Даже люди, получившие возможность увидеть своими глазами и рассудить по правде, признают – женщины гномов красивы. Не как их собственные, само собой. Иначе, но очень хороши. Ростом они пониже мужчин, четыре-четыре с половиной фута. Статны, фигуристы и крепки. Плечи не хрупкие, да и руки не особо тонкие, к чему это немощное безобразие в горах? Но, конечно, не норники, которые поперек себя порой кажутся шире своего же роста.
Рона выросла настоящей Гррхон – в ней четыре фута и десять дюймов.
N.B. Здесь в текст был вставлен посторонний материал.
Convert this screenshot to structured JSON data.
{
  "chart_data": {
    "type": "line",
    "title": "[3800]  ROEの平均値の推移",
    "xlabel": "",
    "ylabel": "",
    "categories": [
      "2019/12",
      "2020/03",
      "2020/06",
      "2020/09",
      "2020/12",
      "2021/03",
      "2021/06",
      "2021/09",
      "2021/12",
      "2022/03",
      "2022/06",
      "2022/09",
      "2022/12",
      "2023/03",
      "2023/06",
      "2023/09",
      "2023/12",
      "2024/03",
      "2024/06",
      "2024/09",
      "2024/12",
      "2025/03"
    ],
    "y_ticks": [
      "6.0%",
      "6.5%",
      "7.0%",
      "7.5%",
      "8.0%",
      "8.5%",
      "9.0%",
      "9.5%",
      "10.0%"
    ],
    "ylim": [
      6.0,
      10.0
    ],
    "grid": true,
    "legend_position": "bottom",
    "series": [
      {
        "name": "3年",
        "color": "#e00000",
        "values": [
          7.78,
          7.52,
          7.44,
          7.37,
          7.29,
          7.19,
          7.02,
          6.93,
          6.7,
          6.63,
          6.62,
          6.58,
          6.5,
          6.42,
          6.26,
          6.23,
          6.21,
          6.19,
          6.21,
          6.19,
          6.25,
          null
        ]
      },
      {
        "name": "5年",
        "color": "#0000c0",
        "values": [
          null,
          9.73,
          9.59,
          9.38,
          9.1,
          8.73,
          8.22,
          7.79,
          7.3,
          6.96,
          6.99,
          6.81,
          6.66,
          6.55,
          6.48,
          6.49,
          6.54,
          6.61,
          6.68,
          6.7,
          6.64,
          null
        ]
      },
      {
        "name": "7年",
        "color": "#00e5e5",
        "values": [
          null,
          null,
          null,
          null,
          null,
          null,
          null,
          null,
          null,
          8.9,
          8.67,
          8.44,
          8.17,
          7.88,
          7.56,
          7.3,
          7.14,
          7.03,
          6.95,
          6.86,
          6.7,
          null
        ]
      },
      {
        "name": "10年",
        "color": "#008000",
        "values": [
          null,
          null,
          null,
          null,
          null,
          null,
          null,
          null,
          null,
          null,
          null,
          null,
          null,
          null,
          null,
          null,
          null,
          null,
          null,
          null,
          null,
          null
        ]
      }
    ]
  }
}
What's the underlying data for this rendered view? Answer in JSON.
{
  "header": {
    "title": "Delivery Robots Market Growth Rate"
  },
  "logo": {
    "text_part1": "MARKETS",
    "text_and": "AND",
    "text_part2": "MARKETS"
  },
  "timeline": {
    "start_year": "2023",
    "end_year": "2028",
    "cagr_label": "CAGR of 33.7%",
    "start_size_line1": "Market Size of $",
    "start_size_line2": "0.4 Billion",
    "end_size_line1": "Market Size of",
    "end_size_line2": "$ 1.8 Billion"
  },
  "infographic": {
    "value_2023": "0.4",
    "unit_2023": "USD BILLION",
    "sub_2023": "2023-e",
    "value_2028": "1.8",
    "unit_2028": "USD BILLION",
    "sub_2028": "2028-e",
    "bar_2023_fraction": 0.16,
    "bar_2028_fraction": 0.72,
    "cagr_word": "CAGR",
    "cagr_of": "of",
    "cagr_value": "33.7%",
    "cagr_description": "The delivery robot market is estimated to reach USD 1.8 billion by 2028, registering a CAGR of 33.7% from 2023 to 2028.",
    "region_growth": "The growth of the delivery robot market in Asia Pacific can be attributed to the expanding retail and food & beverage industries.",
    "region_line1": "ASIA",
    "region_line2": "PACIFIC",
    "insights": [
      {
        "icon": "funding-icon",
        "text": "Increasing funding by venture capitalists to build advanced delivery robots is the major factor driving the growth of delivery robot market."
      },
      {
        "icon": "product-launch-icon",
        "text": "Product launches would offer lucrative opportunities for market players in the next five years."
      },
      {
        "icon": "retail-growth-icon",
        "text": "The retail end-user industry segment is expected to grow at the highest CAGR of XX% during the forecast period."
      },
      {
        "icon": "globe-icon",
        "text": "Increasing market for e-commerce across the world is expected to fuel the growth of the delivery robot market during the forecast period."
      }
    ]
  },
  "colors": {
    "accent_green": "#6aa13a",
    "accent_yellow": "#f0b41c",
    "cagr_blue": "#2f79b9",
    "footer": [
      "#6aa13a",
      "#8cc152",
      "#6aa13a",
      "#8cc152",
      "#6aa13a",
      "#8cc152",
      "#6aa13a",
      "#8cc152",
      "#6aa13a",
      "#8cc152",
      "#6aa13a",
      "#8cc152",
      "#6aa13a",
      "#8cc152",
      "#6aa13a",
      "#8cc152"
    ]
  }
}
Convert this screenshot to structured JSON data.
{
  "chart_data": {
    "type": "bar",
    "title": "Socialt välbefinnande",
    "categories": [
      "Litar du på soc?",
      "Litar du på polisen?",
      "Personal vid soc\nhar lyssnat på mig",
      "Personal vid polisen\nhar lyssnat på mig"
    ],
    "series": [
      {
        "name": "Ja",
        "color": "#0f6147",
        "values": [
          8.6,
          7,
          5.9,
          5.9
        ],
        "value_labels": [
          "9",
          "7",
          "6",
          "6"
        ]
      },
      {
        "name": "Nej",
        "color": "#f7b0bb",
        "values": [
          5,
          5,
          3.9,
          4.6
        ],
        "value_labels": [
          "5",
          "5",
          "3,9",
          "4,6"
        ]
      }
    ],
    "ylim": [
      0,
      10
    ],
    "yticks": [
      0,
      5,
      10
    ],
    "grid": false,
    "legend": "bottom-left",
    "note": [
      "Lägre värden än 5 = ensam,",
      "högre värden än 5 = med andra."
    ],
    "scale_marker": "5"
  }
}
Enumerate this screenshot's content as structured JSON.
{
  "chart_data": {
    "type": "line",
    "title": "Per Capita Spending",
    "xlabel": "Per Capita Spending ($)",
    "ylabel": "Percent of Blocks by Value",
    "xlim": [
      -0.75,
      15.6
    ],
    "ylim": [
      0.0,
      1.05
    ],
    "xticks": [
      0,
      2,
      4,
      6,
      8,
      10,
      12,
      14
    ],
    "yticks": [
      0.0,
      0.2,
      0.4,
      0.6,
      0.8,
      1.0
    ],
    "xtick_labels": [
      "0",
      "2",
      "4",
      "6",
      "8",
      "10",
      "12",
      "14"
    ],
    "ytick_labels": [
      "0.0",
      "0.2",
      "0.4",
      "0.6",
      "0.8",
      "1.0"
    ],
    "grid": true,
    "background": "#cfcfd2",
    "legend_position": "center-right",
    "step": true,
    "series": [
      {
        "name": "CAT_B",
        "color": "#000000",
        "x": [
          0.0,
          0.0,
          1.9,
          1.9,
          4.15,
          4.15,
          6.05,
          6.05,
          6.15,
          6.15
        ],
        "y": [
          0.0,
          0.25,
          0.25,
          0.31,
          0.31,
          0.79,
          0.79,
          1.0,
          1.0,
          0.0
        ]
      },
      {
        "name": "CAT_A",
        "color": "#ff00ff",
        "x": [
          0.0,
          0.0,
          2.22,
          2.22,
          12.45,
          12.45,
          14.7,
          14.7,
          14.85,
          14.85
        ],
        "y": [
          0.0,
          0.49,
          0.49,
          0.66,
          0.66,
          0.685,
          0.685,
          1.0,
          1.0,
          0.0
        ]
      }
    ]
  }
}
Волосы не рыжие, а скорее красного золота, глаза синие, большие и спокойные. Лицо для гнома необычное – не круглое, а более к человеческому образцу близкое, овальное. Кожа светлая, тонкая, гладкая. Такой дивной кожи и у человечьих красавиц не встретить! Збыр вздохнул. Одно слово – в бабушку пошла. Гномы, пожившие на равнинах, у вершинников, любят звать своих женщин пчелками – и за фигуру, и за трудолюбивую домовитость. Свою жену знахарь и теперь иногда видел во снах, по прежнему полагая самой красивой из живших под горами. Дара была статной, рослой, полногрудой. И сохранила великолепную тонкую талию, родив троих детей. По мнению людей, единственным недостатком гномих были слишком тяжелые бедра и излишне крепкие ноги. Но на вершинников не угодить. Да, собственно, их мнения никто и не спрашивал. А если подгорные пчелки не хороши – так зачем их воровать?